Poi la nostra storia è cambiata. Solo da quarant’anni circa nel mondo occidentale la donna sembra avere conquistato quella parità, almeno apparente, che le compete.
Speriamo che tali preziose conquiste non siano state un’illusione passeggera nella storia dell’umanità.
Speriamo che questi tristi fatti di cronaca non siano l’inizio di un’involuzione culturale dell’uomo. Ritorneremo alle società tribali, dove inevitabilmente chi è più debole, come la femmina, soccombe? Sarebbe un disastro per le “povere donne”, ma anche per gli uomini, ahimè! Che le società civili combattano con tutte le loro forze contro il nuovo maschilismo.
Grazie Alessandra per il tuo contributo; anche io sono convinto che la civiltà si misuri dal grado di integrazione della donna alla vita comune: dal nucleo familiare fino ai parlamenti e ai consigli di amministrazione.
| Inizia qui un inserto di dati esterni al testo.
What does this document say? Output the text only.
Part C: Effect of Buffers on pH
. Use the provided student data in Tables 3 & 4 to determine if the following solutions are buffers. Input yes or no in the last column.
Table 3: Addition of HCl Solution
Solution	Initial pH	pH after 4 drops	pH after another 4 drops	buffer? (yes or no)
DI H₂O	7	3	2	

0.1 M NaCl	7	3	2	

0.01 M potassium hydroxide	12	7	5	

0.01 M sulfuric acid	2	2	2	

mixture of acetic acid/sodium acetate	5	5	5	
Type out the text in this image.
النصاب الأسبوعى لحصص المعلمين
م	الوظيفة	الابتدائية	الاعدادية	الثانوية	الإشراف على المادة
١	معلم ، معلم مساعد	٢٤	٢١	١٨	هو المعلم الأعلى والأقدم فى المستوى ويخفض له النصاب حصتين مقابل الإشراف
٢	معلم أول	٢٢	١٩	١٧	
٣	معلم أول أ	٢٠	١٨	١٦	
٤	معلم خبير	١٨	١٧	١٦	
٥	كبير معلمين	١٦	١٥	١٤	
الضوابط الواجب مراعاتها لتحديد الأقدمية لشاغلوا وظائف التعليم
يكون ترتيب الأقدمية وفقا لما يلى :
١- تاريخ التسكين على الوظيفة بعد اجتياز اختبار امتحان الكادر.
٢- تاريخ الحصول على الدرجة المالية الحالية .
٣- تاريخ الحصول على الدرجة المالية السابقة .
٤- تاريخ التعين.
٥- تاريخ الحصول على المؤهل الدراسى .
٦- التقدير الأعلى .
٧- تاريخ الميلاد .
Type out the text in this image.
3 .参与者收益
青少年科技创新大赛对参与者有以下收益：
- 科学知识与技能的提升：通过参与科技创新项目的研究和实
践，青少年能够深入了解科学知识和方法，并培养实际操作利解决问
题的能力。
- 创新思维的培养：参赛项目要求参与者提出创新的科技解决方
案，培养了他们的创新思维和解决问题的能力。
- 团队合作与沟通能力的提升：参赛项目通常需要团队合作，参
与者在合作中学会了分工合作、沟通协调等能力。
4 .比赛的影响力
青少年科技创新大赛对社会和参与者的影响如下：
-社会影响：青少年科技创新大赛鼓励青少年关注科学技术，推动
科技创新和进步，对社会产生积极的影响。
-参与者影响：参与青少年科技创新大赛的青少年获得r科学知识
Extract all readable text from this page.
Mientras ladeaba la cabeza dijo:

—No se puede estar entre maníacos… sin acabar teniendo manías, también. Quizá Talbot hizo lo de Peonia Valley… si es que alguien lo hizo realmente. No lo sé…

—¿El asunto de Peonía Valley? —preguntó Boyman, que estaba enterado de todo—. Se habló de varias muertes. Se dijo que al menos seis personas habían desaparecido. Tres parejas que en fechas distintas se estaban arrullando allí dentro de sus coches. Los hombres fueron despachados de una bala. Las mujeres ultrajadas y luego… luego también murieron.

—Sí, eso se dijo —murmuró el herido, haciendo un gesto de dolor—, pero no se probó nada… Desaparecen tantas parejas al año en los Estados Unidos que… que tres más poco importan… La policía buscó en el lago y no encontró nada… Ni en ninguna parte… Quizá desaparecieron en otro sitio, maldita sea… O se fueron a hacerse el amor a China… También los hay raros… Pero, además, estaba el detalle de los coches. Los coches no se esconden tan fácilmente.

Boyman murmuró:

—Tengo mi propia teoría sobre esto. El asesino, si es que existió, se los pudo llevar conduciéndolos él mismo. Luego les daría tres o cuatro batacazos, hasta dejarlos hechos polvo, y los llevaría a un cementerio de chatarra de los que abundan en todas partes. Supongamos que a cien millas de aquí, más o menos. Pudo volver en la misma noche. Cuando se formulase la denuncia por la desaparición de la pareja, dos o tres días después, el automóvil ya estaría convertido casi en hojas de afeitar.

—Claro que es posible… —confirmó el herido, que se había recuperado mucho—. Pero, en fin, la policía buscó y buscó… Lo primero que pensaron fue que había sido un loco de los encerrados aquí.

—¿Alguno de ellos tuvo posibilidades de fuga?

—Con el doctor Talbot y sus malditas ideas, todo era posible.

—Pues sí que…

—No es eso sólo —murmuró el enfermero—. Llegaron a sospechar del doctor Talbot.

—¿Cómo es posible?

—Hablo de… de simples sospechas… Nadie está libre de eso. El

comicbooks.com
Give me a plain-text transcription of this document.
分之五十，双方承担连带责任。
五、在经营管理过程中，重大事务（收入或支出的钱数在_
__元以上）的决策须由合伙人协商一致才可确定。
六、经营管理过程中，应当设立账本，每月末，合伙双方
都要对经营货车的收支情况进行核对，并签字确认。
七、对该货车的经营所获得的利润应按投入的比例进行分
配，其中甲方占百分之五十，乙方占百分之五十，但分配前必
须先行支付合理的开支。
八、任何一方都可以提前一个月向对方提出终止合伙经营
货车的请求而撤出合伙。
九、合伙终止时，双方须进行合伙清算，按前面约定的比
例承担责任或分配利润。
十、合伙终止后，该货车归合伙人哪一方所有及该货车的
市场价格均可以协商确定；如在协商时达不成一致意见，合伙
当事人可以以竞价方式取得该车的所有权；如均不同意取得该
Purtroppo le conquiste non vanno mai date per scontate ma è necessario difenderle dal maschilismo e dal patriarcato di qualsiasi matrice culturale o religiosa; anzi è necessario aumentare gli sforzi per una società con vere pari opportunità, migliorando il welfare per tutte le donne che lavorano.
Credo molto nella visione e nell’esperienza delle donne, non possiamo farne a meno!